Institute of Infection and Global Health, Department of Clinical Infection, Microbiology, and Immunology, University of Liverpool, Liverpool, United Kingdom.
Malawi-Liverpool-Wellcome Trust Clinical Research Programme, University of Malawi, College of Medicine, Blantyre, Malawi.
mBio. 2020 Dec 8;11(6):e00814-20. doi: 10.1128/mBio.00814-20.
is a frequent colonizer of the human nasopharynx and a major cause of life-threating invasive infections such as pneumonia, meningitis and sepsis. Over 1 million people die every year due to invasive pneumococcal disease (IPD), mainly in developing countries. Serotype 1 is a common cause of IPD; however, unlike other serotypes, it is rarely found in the carrier state in the nasopharynx, which is often considered a prerequisite for disease. The aim of this study was to understand this dichotomy. We used murine models of carriage and IPD to characterize the pathogenesis of African serotype 1 (sequence type 217) pneumococcal strains obtained from the Queen Elizabeth Central Hospital in Blantyre, Malawi. We found that ST217 pneumococcal strains were highly virulent in a mouse model of invasive pneumonia, but in contrast to the generally accepted assumption, can also successfully establish nasopharyngeal carriage. Interestingly, we found that cocolonizing serotypes may proliferate in the presence of serotype 1, suggesting that acquisition of serotype 1 carriage could increase the risk of developing IPD by other serotypes. RNA sequencing analysis confirmed that key virulence genes associated with inflammation and tissue invasiveness were upregulated in serotype 1. These data reveal important new insights into serotype 1 pathogenesis, with implications for carriage potential and risk of invasive disease through interactions with other cocolonizing serotypes, an often-overlooked factor in transmission and disease progression. The pneumococcus causes serious diseases such as pneumonia, sepsis, and meningitis and is a major cause of morbidity and mortality worldwide. Serotype 1 accounts for the majority of invasive pneumococcal disease cases in sub-Saharan Africa but is rarely found during nasopharyngeal carriage. Understanding the mechanisms leading to nasopharyngeal carriage and invasive disease by this serotype can help reduce its burden on health care systems worldwide. In this study, we also uncovered the potential impact of serotype 1 on disease progression of other coinfecting serotypes, which can have important implications for vaccine efficacy. Understanding the interactions between different serotypes during nasopharyngeal carriage may lead to improved intervention methods and therapies to reduce pneumococcal invasive disease levels.

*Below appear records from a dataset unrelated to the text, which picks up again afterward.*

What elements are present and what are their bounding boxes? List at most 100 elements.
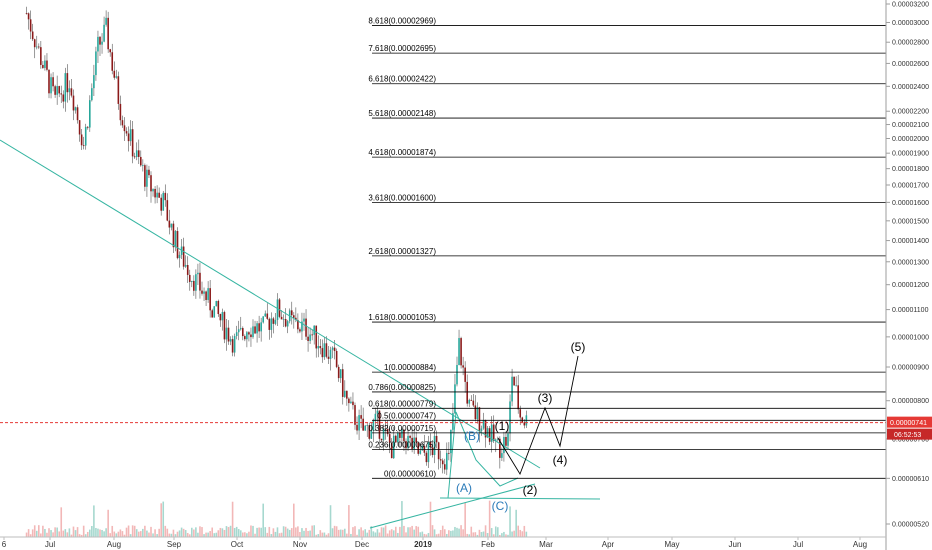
volume-bar (195, 527, 197, 537)
price-tick-label: 0.00002600 (892, 61, 929, 68)
volume-bar (203, 534, 205, 537)
volume-bar (227, 527, 230, 537)
candle-body (152, 188, 154, 192)
candle-body (172, 223, 175, 248)
volume-bar (523, 525, 526, 537)
time-tick-label: Dec (355, 540, 369, 549)
candle-body (50, 77, 52, 94)
time-tick-label: Aug (853, 540, 867, 549)
price-axis[interactable]: 0.00003200 0.00003000 0.00002800 0.00002600… (885, 0, 929, 550)
volume-bar (223, 529, 226, 537)
candle-body (256, 323, 258, 334)
candle-body (337, 366, 340, 379)
volume-bar (274, 531, 277, 537)
volume-bar (176, 531, 179, 537)
volume-bar (319, 530, 322, 537)
time-axis[interactable]: 6 Jul Aug Sep Oct Nov Dec 2019 Feb Mar Apr May Jun Ju… (0, 536, 886, 549)
volume-bar (446, 533, 448, 537)
candle-body (519, 409, 522, 418)
price-tick-label: 0.00003200 (892, 2, 929, 9)
candle-body (411, 437, 413, 450)
volume-bar (270, 534, 273, 537)
candle-body (193, 280, 195, 291)
candle-body (178, 254, 181, 259)
candle-body (297, 319, 299, 330)
volume-bar (356, 534, 358, 537)
countdown-badge-text: 06:52:53 (894, 432, 921, 439)
candle-body (513, 376, 515, 386)
volume-bar (354, 526, 356, 537)
candle-body (521, 417, 524, 423)
candle-body (327, 356, 330, 359)
candle-body (399, 432, 401, 438)
volume-bar (464, 502, 466, 537)
candle-body (101, 41, 103, 45)
candle-body (466, 381, 468, 404)
candle-body (191, 280, 193, 282)
candle-body (231, 339, 234, 353)
volume-bar (172, 529, 175, 537)
volume-bar (142, 528, 144, 537)
volume-bar (315, 534, 318, 537)
candle-body (266, 313, 269, 319)
candle-body (229, 339, 232, 342)
volume-bar (425, 534, 428, 537)
volume-bar (413, 529, 415, 537)
candle-body (499, 438, 501, 458)
candle-body (317, 346, 320, 349)
volume-bar (140, 531, 142, 537)
volume-bar (443, 529, 446, 537)
volume-bar (382, 527, 385, 537)
candle-body (503, 436, 505, 454)
volume-bar (215, 532, 218, 537)
candle-body (31, 31, 34, 40)
candle-body (160, 197, 162, 211)
volume-bar (207, 532, 209, 537)
volume-bar (46, 532, 48, 537)
volume-bar (184, 530, 187, 537)
candle-body (237, 329, 240, 333)
candle-body (156, 192, 158, 198)
candle-body (456, 364, 458, 385)
volume-bar (272, 528, 275, 537)
volume-bar (25, 532, 28, 537)
volume-bar (27, 529, 30, 537)
volume-bar (52, 532, 54, 537)
volume-bar (525, 531, 528, 537)
volume-bar (123, 534, 126, 537)
candle-body (407, 435, 409, 449)
current-price-badge-text: 0.00000741 (890, 420, 927, 427)
volume-bar (233, 527, 236, 537)
volume-bar (337, 529, 340, 537)
candle-body (488, 428, 491, 442)
candle-body (258, 323, 260, 332)
volume-bar (38, 525, 40, 537)
volume-bar (501, 533, 503, 537)
volume-bar (392, 530, 395, 537)
volume-bar (76, 527, 79, 537)
candle-body (97, 36, 99, 52)
candle-body (227, 327, 230, 342)
price-tick-label: 0.00002000 (892, 136, 929, 143)
volume-bar (421, 531, 424, 537)
candle-body (368, 425, 371, 439)
candle-body (252, 326, 254, 338)
volume-bar (380, 527, 383, 537)
wave-label: (5) (571, 340, 586, 354)
volume-bar (131, 525, 134, 537)
candle-body (339, 369, 342, 379)
volume-bar (121, 531, 124, 537)
volume-bar (50, 530, 52, 537)
time-tick-label: Mar (539, 540, 553, 549)
price-tick-label: 0.00000900 (892, 365, 929, 372)
volume-bar (313, 525, 315, 537)
candle-body (284, 319, 287, 327)
volume-bar (91, 526, 93, 537)
volume-bar (244, 532, 246, 537)
volume-bar (250, 525, 252, 537)
candle-body (388, 434, 391, 443)
candle-body (276, 299, 279, 321)
volume-bar (325, 534, 328, 537)
volume-bar (258, 527, 260, 537)
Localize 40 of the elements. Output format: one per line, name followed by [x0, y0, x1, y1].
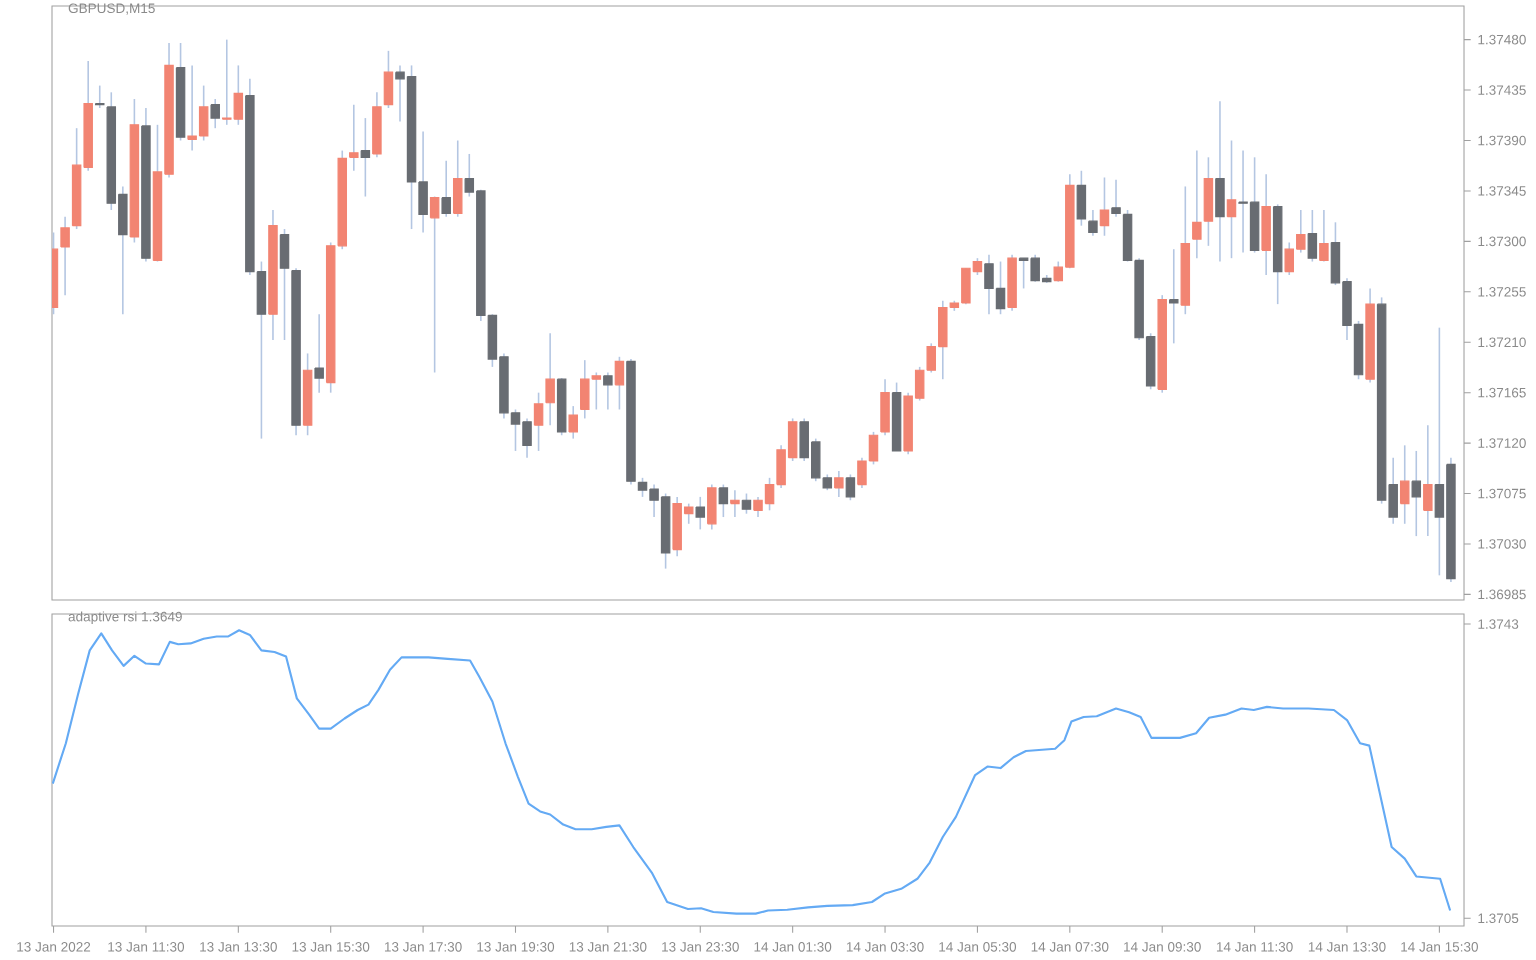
candlestick: [1261, 173, 1271, 276]
candlestick: [452, 139, 463, 218]
candlestick: [718, 483, 729, 518]
candlestick: [94, 84, 105, 109]
candlestick: [533, 391, 544, 452]
candlestick: [1099, 176, 1110, 237]
candlestick: [314, 313, 324, 394]
candlestick: [1399, 444, 1410, 525]
candlestick: [1111, 178, 1121, 218]
candlestick: [1203, 156, 1214, 247]
candlestick: [1423, 424, 1433, 537]
candlestick: [279, 228, 290, 341]
candlestick: [568, 405, 578, 440]
candlestick: [372, 91, 382, 159]
candlestick: [1169, 248, 1179, 345]
candlestick: [545, 332, 555, 426]
candlestick: [730, 489, 740, 518]
candlestick: [1307, 209, 1318, 263]
candlestick: [695, 496, 706, 531]
candlestick: [1192, 149, 1202, 259]
candlestick: [210, 98, 220, 129]
candlestick: [383, 50, 394, 109]
candlestick: [1215, 100, 1225, 263]
candlestick: [1411, 450, 1422, 537]
candlestick: [880, 378, 890, 437]
candlestick: [1088, 209, 1098, 237]
candlestick: [741, 492, 752, 515]
candlestick: [441, 159, 451, 218]
candlestick: [707, 483, 717, 531]
candlestick: [60, 215, 70, 296]
candlestick: [834, 470, 844, 498]
candlestick: [429, 195, 440, 374]
candlestick: [614, 356, 625, 411]
candlestick: [349, 103, 359, 172]
candlestick: [1076, 169, 1087, 227]
candlestick: [845, 473, 856, 502]
candlestick: [360, 117, 371, 198]
candlestick: [1319, 209, 1329, 263]
candlestick: [1226, 139, 1237, 259]
candlestick: [603, 371, 613, 411]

是人类鼻咽部的常见定植菌,也是导致肺炎、脑膜炎和败血症等危及生命的侵袭性感染的主要原因。每年有超过 100 万人死于侵袭性肺炎球菌病(IPD),主要在发展中国家。血清型 1 是 IPD 的常见原因;然而,与其他血清型不同,它很少在鼻咽部的携带状态中被发现,而鼻咽部的携带状态通常被认为是疾病的前提。本研究旨在了解这种二分法。我们使用来自马拉维布兰太尔伊丽莎白女王中央医院的非洲血清型 1(序列型 217)肺炎球菌株的携带和 IPD 小鼠模型来表征其发病机制。我们发现 ST217 肺炎球菌株在侵袭性肺炎的小鼠模型中具有高度毒力,但与普遍接受的假设相反,它也可以成功建立鼻咽部携带。有趣的是,我们发现共定植的血清型可能在血清型 1 的存在下增殖,这表明获得血清型 1 携带可能会增加其他血清型发生 IPD 的风险。RNA 测序分析证实,与炎症和组织侵袭相关的关键毒力基因在血清型 1 中上调。这些数据揭示了血清型 1 发病机制的重要新见解,这对携带潜力和通过与其他共定植血清型的相互作用(在传播和疾病进展中经常被忽视的一个因素)导致侵袭性疾病的风险具有重要意义。肺炎球菌会导致严重疾病,如肺炎、败血症和脑膜炎,是全球发病率和死亡率的主要原因。血清型 1 占撒哈拉以南非洲侵袭性肺炎球菌病病例的大多数,但在鼻咽部携带时很少被发现。了解导致该血清型鼻咽部携带和侵袭性疾病的机制可以帮助减轻其对全球卫生保健系统的负担。在这项研究中,我们还发现了血清型 1 对其他共感染血清型疾病进展的潜在影响,这对疫苗效力具有重要意义。了解不同血清型在鼻咽部携带期间的相互作用可能会导致改善干预方法和治疗方法,以降低肺炎球菌侵袭性疾病的水平。